Beliefnet
The other night at a family dinner I heard words that would be music to the ears of the Democratic National Committee. My mother-in-law, an evangelical Christian, lifelong Republican, and faithful voter, wondered aloud whether Christians ought to do away with their SUVs in the name of stewarding God's creation. Then she wondered whether Christians should "shop more thoughtfully," supporting local business and darkening Wal-Mart's door less often. Making sense of herself and her new thinking, she uttered a shocking sentiment: "I dunno. Maybe I'm becoming a Democrat."

She's more likely becoming a Crunchy Con, if not a Red Letter Christian. What she's most certainly not—and would not be even if her politics were not undergoing reconsideration—is a theocrat. She, like countless other evangelical Christians, voted for George W. Bush twice and has put faith in his policies. She wishes America were more God-fearing and moral. She appreciates some public Christian figures and is ambivalent about others.
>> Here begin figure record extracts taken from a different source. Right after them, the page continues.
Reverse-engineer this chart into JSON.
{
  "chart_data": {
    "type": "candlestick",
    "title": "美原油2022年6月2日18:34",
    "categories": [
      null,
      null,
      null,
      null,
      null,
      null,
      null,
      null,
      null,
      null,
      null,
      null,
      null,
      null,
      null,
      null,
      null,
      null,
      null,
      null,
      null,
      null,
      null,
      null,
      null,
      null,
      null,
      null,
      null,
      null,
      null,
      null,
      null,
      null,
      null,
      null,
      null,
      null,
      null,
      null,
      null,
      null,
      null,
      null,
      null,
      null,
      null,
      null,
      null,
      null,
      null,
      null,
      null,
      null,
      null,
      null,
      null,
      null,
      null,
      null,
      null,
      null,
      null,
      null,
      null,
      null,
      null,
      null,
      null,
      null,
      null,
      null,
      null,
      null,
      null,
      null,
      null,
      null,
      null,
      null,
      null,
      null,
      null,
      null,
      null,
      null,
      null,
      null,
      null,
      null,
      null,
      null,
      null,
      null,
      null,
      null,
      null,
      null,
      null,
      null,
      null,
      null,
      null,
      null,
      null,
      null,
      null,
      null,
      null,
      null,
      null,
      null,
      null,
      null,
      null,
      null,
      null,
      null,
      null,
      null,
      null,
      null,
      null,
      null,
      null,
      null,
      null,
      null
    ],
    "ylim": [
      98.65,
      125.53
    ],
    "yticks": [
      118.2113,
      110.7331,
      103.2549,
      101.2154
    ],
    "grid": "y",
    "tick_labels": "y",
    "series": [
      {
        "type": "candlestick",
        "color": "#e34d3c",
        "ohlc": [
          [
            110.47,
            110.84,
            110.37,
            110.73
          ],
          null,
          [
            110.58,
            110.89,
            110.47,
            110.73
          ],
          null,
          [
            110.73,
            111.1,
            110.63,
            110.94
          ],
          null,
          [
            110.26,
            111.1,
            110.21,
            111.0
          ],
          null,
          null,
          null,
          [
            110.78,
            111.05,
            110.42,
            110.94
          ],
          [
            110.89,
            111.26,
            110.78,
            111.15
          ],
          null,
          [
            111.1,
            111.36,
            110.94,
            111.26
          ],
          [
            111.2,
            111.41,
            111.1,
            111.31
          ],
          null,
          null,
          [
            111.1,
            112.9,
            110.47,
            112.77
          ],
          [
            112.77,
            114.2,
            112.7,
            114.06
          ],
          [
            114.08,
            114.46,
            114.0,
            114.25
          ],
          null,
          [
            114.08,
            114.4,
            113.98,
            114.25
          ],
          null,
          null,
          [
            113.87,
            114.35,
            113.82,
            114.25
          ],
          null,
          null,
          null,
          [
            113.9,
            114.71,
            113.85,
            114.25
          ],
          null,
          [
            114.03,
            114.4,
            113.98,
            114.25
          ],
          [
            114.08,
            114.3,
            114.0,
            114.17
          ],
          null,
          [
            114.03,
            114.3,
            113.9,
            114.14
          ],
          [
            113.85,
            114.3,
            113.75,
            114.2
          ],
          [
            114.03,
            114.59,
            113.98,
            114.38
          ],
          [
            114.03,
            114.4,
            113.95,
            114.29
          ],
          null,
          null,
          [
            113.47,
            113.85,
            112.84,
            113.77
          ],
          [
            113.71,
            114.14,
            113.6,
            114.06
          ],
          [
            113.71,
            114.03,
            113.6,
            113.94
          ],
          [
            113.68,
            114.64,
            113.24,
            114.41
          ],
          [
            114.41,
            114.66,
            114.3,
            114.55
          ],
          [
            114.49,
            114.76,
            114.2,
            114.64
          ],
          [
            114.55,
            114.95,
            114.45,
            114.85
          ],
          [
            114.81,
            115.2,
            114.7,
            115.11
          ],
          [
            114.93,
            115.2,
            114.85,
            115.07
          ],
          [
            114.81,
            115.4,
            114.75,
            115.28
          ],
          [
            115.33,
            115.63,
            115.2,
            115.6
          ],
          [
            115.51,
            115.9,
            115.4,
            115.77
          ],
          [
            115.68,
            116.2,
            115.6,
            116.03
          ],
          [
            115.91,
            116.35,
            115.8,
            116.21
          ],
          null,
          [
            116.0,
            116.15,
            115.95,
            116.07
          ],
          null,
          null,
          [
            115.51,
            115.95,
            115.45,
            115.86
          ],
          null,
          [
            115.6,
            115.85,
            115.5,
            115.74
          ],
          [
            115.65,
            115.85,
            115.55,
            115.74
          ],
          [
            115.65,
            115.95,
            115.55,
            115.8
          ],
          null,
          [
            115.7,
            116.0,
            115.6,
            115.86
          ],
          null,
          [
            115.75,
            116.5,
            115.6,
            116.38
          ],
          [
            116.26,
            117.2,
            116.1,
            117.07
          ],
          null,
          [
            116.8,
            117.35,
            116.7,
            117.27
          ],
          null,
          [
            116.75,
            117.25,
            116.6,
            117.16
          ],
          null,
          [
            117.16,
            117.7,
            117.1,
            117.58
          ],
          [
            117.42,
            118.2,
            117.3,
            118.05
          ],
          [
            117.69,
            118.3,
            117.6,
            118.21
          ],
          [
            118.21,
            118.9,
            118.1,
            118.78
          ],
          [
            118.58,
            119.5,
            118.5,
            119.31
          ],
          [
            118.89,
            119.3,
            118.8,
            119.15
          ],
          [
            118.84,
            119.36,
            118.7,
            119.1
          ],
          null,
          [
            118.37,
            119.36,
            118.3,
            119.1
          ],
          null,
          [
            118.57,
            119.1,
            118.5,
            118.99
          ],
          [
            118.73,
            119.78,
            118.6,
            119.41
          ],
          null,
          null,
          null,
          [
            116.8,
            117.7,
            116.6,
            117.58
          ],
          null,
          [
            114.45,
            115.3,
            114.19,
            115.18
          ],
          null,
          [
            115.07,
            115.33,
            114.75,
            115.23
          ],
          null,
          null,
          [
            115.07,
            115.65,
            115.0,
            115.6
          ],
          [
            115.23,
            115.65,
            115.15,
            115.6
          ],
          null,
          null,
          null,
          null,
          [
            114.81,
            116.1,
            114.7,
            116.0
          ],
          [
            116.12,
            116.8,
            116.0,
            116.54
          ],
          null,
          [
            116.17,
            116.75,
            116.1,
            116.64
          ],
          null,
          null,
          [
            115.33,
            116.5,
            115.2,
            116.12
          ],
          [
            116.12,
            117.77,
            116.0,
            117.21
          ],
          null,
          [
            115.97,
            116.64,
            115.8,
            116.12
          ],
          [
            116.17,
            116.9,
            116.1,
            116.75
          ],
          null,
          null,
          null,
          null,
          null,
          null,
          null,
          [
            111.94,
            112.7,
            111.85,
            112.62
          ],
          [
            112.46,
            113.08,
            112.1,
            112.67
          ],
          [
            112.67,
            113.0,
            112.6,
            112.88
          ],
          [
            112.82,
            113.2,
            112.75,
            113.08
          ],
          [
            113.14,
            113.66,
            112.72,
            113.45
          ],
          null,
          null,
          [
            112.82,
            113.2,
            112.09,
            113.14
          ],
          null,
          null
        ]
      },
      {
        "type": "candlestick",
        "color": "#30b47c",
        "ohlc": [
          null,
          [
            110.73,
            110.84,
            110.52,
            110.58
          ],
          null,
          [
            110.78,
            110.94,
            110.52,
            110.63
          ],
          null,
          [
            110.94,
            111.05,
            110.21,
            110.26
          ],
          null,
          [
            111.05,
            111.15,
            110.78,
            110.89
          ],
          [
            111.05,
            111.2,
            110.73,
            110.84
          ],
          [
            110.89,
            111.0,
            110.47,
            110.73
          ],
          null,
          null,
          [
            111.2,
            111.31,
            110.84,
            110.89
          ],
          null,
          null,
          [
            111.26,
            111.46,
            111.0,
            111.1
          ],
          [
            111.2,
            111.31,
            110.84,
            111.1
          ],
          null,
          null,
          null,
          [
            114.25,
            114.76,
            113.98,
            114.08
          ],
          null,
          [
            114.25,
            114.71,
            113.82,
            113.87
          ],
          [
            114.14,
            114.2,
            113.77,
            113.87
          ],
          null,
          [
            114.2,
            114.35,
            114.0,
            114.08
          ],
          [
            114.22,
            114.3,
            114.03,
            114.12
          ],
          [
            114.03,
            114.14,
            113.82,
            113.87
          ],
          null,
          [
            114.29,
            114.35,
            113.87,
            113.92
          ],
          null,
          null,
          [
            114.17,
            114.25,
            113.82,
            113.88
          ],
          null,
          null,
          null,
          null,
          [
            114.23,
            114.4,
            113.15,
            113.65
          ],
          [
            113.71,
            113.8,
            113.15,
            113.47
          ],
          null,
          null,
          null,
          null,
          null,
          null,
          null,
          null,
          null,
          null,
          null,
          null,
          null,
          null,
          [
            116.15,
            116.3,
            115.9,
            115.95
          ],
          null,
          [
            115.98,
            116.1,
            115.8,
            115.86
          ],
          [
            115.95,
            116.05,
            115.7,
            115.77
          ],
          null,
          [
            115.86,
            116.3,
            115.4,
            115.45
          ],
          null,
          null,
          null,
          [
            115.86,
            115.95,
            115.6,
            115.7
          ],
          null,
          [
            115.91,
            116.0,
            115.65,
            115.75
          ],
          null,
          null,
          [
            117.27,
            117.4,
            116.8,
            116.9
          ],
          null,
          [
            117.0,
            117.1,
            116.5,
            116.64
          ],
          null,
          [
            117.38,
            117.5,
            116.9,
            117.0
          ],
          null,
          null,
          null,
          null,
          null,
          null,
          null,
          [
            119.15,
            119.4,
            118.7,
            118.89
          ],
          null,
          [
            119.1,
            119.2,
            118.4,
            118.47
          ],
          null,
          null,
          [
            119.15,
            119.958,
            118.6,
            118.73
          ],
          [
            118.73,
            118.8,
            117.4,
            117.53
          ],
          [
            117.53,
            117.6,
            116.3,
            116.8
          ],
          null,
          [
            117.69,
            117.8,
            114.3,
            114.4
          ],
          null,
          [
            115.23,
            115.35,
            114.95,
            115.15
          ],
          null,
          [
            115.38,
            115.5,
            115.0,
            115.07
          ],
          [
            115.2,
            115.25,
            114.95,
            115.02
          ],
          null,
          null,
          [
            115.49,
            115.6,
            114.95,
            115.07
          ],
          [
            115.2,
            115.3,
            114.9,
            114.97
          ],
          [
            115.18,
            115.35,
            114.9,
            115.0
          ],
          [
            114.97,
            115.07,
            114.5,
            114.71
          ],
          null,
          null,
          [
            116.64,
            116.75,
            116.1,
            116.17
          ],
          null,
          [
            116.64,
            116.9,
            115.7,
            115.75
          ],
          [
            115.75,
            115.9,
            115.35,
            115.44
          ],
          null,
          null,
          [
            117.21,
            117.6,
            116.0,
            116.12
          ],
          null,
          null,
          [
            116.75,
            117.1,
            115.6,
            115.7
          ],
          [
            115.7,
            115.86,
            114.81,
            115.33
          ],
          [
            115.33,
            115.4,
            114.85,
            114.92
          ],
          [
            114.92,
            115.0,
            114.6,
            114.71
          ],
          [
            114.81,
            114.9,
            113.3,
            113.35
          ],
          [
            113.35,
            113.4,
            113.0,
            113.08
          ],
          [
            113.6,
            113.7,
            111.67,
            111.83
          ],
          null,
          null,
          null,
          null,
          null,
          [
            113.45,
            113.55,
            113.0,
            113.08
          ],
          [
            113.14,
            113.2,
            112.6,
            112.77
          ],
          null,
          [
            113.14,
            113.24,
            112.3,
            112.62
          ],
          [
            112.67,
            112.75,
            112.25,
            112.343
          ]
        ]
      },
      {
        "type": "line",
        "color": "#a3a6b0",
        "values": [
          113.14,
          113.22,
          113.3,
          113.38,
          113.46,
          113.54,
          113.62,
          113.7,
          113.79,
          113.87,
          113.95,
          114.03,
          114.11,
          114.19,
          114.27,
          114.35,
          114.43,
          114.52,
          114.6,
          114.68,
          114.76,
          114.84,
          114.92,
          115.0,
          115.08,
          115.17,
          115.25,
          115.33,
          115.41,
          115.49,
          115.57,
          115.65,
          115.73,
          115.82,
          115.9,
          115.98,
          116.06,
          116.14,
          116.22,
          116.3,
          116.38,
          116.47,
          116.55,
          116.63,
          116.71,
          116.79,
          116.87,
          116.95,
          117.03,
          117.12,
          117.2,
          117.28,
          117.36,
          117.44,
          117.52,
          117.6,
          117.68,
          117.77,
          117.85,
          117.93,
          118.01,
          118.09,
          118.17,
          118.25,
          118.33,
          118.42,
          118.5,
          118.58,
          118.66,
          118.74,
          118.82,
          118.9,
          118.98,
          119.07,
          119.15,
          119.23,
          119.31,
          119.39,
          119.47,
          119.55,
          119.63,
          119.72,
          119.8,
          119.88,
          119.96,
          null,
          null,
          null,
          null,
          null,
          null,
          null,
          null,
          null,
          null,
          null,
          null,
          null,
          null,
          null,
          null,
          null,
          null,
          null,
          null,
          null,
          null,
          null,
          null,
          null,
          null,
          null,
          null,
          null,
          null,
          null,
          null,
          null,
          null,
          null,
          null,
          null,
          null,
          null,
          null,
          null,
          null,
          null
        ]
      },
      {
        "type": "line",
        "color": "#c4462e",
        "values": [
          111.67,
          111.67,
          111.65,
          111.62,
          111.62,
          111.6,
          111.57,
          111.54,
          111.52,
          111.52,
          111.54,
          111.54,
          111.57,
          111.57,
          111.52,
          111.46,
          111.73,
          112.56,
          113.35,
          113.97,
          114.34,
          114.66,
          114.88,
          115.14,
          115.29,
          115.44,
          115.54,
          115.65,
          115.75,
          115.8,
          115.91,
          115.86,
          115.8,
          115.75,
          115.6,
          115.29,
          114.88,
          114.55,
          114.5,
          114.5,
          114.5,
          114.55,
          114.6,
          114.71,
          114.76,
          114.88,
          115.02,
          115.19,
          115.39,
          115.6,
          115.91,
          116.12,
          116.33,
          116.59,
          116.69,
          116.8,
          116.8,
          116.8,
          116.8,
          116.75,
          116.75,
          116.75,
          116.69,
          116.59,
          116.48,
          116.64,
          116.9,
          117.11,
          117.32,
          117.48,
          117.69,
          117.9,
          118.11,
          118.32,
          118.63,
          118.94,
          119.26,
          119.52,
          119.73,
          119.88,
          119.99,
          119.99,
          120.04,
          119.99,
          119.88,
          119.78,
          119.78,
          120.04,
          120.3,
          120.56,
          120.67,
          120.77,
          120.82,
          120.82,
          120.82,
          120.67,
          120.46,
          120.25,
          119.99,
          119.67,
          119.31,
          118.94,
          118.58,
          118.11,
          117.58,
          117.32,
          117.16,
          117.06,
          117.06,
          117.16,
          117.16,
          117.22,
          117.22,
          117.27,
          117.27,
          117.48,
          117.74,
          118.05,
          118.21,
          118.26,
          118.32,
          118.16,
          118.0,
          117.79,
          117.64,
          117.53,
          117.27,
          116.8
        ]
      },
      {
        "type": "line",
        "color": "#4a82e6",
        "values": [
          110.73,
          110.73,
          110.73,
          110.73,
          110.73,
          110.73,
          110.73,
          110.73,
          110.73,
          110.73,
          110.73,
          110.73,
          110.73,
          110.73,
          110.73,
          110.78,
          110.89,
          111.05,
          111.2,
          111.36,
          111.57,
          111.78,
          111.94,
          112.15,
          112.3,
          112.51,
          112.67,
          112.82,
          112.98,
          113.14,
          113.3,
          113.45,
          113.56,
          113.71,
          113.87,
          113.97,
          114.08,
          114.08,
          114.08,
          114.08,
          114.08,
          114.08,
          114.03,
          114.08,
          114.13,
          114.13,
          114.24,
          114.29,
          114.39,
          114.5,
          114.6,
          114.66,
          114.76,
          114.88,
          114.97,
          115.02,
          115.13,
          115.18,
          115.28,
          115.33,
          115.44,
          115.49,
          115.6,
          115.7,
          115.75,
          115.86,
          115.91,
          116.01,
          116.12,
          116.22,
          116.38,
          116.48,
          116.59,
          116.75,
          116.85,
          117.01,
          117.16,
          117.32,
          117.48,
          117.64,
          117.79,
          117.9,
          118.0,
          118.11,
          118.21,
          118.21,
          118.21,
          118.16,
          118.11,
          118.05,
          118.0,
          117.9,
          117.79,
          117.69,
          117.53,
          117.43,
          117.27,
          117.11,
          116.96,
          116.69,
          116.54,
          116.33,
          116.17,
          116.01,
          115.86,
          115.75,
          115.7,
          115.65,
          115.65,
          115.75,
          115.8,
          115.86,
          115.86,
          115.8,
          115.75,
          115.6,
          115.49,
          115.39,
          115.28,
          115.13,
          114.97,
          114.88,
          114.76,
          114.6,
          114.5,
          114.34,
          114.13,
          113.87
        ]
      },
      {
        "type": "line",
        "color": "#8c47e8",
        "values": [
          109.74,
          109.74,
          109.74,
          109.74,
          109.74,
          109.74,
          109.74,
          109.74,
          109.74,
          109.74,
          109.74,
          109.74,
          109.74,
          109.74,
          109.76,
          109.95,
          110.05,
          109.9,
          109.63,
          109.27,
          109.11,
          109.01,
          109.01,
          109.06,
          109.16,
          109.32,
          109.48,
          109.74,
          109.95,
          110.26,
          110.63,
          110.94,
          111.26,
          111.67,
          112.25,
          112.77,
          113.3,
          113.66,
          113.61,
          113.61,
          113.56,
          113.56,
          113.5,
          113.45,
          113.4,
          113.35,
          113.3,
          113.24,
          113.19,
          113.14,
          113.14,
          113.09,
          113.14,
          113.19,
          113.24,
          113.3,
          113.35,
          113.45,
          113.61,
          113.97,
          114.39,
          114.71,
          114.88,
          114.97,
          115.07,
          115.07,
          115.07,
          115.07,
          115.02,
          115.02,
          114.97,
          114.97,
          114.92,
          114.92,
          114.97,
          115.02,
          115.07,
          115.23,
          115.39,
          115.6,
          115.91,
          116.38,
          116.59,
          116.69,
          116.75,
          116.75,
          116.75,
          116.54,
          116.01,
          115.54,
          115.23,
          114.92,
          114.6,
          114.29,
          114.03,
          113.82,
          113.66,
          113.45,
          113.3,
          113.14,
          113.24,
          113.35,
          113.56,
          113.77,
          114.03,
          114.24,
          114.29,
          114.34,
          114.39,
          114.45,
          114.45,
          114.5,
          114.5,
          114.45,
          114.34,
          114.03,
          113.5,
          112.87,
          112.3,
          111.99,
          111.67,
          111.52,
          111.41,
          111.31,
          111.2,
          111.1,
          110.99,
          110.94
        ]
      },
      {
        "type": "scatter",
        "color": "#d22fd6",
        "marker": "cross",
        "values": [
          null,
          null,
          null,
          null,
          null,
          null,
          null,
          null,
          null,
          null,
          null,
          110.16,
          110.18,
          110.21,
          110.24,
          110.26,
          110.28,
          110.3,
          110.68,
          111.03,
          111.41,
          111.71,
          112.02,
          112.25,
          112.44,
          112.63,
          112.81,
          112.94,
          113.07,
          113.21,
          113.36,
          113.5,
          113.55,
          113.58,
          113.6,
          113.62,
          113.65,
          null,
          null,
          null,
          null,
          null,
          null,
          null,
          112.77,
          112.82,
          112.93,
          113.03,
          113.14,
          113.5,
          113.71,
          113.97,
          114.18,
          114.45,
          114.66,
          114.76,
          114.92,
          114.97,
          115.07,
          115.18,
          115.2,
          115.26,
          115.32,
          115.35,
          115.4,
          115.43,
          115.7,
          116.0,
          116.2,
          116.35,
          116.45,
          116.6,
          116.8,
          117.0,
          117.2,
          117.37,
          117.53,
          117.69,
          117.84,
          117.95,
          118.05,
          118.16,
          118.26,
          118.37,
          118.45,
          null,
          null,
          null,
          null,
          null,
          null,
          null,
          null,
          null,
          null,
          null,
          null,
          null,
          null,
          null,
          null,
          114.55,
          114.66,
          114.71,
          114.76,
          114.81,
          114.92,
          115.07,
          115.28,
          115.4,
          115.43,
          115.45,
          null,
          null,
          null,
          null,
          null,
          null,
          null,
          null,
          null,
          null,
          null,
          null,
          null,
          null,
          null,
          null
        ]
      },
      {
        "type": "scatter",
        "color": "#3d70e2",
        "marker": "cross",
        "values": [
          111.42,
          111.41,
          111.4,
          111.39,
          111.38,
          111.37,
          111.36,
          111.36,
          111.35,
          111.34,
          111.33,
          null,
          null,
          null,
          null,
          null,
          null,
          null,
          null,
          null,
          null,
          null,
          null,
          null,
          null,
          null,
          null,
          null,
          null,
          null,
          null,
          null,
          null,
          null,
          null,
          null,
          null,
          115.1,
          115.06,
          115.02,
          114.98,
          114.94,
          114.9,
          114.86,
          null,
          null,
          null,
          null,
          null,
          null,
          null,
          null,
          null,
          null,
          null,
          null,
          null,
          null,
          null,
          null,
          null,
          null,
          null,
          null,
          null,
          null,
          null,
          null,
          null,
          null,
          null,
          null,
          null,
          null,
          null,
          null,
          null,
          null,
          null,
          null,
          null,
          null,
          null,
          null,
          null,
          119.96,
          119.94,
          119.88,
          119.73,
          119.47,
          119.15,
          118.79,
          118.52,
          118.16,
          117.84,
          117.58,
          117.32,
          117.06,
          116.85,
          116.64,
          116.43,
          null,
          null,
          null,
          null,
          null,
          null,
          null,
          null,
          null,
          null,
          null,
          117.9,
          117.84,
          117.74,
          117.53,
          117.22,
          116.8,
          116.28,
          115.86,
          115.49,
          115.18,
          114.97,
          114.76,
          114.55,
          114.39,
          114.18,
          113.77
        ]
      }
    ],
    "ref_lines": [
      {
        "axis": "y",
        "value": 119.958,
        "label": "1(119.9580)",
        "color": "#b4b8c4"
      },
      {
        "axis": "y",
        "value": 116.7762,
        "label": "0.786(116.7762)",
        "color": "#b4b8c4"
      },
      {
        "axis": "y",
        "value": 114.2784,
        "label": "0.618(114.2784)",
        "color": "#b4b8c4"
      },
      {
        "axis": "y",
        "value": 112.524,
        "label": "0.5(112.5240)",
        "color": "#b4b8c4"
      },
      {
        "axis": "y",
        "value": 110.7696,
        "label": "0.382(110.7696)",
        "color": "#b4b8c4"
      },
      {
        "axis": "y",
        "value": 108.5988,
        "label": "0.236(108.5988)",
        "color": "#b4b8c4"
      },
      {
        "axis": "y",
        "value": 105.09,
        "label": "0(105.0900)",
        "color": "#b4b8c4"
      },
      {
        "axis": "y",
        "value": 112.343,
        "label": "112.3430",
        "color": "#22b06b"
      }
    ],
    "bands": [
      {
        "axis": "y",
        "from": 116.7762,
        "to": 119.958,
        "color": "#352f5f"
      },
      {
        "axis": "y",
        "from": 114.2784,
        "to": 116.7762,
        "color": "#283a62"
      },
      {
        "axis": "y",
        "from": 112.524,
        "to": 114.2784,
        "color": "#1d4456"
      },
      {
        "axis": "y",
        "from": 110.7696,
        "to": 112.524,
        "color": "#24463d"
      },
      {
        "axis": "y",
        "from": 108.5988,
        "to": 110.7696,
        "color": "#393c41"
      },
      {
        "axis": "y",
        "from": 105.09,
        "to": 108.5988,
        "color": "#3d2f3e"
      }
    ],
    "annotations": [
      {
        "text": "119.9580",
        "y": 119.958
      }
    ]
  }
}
But she, like many of her fellow evangelicals, doesn't hope for theocracy, and she is embarrassed by the Christians who do.

This year, the New Releases section of your local bookstore would like to suggest otherwise. A quick scan of current titles posits a country at the brink of theocratic takeover by the Christian Right: “The Left Hand of God” by Michael Lerner, “American Theocracy” by Kevin Philips, “Kingdom Coming” by Michelle Goldberg, “Thy Kingdom Come” by Randall Balmer, “Why the Christian Right Is Wrong” by Robin Meyers, and a litany of other titles offer a clarion call against the coming Christian storm. Their warning? That America is under threat by Christian nationalists. Fundamentalists are consolidating power, gaining influence, and are poised to cleanse the country of a host of sins, from homosexual unions to a multi-party political system. These would-be tyrants believe the United States is meant to be a nation under God, and they're willing to make it so by force.

Given the seriousness of the situation, the authors of these books are not just reporting; they are on a mission to steer the nation from the Highway to Heaven and back toward . . . what? The Clinton era? The 1960s? It's hard to say exactly, but the books all exude the fear that something went dreadfully wrong when the Moral Majority formed in the late 1970s, and the nation has been headed for Christian totalitarianism ever since.

Cleary, the reelection of George W. Bush in 2004 has inspired a cottage industry of complaint, just as the tense reign of Bill Clinton in the 1990s helped inspire and sell conservative books (and launch the FOX News network). With these books appearing one after the other in a swelling army of criticism against the Religious Right, it's tempting to see them all as basically the same book. Their uniformly shrill titles and subtitles ("How the Religious Right Distorts the Faith and Threatens America," bellows Balmer's) convey the sense of variations on a theme, and indeed, the books have a great deal in common in addition to hysterics.

Last summer, Ross Douthat excoriated a host of these titles in the conservative Catholic journal “First Things,” taking them to task for sniffing out theocracy where none exists and for neglecting to mention the role the Democratic Party played in the formation of the Religious Right. (Douthat and others argue that the Right became Religious only after the Left became Anti-Religious, or at least "self-consciously secular.") The problems don’t end there. In assessing the seriousness of the theocratic threat, the anti-Religious Right books overestimate the influence of some Religious Right leaders (Pat Robertson, Jerry Falwell) whose time has passed. They frequently reveal embarrassing religious ignorance, especially in their failure to notice or make sense of some of the biggest phenomena in evangelicalism. You'll find little mention of megachurches or evangelical small group systems, and little notice that evangelicalism is in a Norman Vincent Peale stage, with politically innocuous books like Joel Osteen's “Your Best Life Now” flying off the shelves.